Let’s say the total [Repressor] := [RT] in the cell is 100 molecules, for a concentration of 100 nM (see calculations below), and there is one operator, for a concentration of 1 nM. Because [RT] » [OT], we can define [R] := [Rfree] and then assume [RT] = [R] or in other words, all Repressor is free. If we assume the KD of Repressor for the operator is 1e-10 M, we get that only 1e-3 of the time is the operator unbound by Repressor. But if we then also assume that the KD of Repressor for non-specific DNA binding is 1e-4 M and that there is a 1e-7 molarity of potential non-specific sites, then we find that 99% of Repressor is not free, but rather is bound to non-specific sites. Overcoming this problem would require either (1) increasing the expression of Repressor by 100-fold, but this solution is bad because it makes it hard to shut off the switch, or (2) increasing the ratio of Repressor’s sequence-specific KD to its non-specific KD by 100-fold. How can we achieve this latter goal? Because there is a logarithmic relationship between ΔG and Keq, doubling the ΔG of the binding will change the KD for specific binding from 1e-10 to 1e-20, and the non-specific one from 1e-4 to 1e-8, giving us a 1e12 ratio. Based on thermodynamics alone, this seems great, but actually it is a kinetic trap. Because there are many more non-specific sites, Repressor is likely to meet them first, and when it does, it will bind with its newfound 1e-8 M affinity. Therefore it will take a very long time for Repressor to bind the operator instead - if it sampled even 10% of all possible non-specific sites before finding its specific site, at 1 per second, it would take 25 hours to find its specific site. So it would be hard to turn the switch on. Moreover, because the specific site has affinity 1e-20 M, even after you turn off Repressor expression, it will take eons for the existing Repressor to un-bind the specific site, so it’s also hard to turn the switch off.

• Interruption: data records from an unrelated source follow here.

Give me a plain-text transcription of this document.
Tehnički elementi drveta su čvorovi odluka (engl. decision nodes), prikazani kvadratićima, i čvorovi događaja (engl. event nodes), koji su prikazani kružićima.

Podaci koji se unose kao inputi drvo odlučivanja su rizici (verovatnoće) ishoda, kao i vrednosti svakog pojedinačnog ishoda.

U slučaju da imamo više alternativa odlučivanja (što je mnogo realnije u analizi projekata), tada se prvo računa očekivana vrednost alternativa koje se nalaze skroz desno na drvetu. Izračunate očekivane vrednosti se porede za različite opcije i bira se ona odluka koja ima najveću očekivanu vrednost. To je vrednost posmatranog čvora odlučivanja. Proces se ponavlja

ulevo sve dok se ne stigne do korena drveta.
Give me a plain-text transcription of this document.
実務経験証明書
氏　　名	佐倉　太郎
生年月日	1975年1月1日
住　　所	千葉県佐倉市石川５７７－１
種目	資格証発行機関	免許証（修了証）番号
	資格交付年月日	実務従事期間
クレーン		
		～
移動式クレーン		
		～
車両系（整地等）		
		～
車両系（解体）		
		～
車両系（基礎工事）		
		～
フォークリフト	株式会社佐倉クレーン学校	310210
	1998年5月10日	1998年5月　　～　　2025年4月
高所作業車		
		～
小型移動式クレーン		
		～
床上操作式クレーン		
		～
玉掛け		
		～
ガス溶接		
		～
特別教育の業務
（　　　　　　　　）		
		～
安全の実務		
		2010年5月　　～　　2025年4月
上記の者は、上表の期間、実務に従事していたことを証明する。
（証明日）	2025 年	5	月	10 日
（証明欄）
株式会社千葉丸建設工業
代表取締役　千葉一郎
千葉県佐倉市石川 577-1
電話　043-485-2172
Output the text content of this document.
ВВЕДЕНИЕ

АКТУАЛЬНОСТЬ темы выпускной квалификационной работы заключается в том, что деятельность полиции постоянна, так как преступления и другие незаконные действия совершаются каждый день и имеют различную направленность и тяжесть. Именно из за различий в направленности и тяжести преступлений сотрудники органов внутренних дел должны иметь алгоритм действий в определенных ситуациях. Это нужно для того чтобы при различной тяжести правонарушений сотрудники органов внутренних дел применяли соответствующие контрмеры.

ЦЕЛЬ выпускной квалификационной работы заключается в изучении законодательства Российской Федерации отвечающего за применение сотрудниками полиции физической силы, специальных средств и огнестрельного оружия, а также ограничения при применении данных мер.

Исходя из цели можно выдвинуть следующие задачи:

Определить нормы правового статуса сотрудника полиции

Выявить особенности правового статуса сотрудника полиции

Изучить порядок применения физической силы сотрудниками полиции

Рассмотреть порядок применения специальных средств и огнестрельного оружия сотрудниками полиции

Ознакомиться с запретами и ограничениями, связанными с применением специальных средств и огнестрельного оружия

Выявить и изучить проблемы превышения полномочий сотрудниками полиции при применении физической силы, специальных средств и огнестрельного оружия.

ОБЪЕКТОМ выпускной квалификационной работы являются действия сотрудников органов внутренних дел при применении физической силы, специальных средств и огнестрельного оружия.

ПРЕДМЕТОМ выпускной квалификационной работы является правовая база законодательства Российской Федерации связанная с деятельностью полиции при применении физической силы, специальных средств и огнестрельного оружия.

Instead, the solution nature has found is cooperative binding. By having two adjacent specific sites and an affinity between individual Repressor molecules, you effectively increase the concentration of Repressor at the desired site. The non-specific sites, meanwhile, are unlikely to be near each other by chance, so the energy benefit of cooperative binding is unlikely to be achieved elsewhere.

In fact, it turns out there are actually left and right operators and Repressor can form up to octamers. The higher order multimers that a protein is capable of forming, the higher is its sensitivity to concentration.

Random grab bag of facts

Consider an E. coli cell which is 2 μm in length and 1μm in diameter and roughly cylindrical. Its volume is approximated by hπr^2 = (2e-6 m)π(1e-6 m)^2 = 1.6e-18 m^3 . Recall that 1 mL = 1 cm^3 = (1e-2 m)^3 = 1e-6 m^3, so 1L = 1e-3 m^3 . Therefore the volume of E. coli is 1.6e-18 m^3 × 1e-3 m^3 / L = 1.6e-15 L. A single molecule is 1/(6.022e23) mol = 1.7e-24 mol. Therefore the molarity of a single molecule in an E. coli cell volume is 1.7e-24 mol / 1.6e-15 L = 1.1e-9 mol/L ≈ 1M. Therefore the molarity of a molecle in E. coli is about 1 nM per molecule in the cell. HeLa cells have about a 1000x larger volume, so it takes 1000 molecules to equal 1 nM.

A one-line R expression for all the above math is (1/6.022e23)/((2e-6)*pi*(.5e-6)**2*1e3).

In ion affinity chromatography, “anion exchange” refers to when a cation is bound to the column and a negatively charged protein is purified. “Cation exchange” refers to when an anion is bound to the column and a positively charged protein is purified.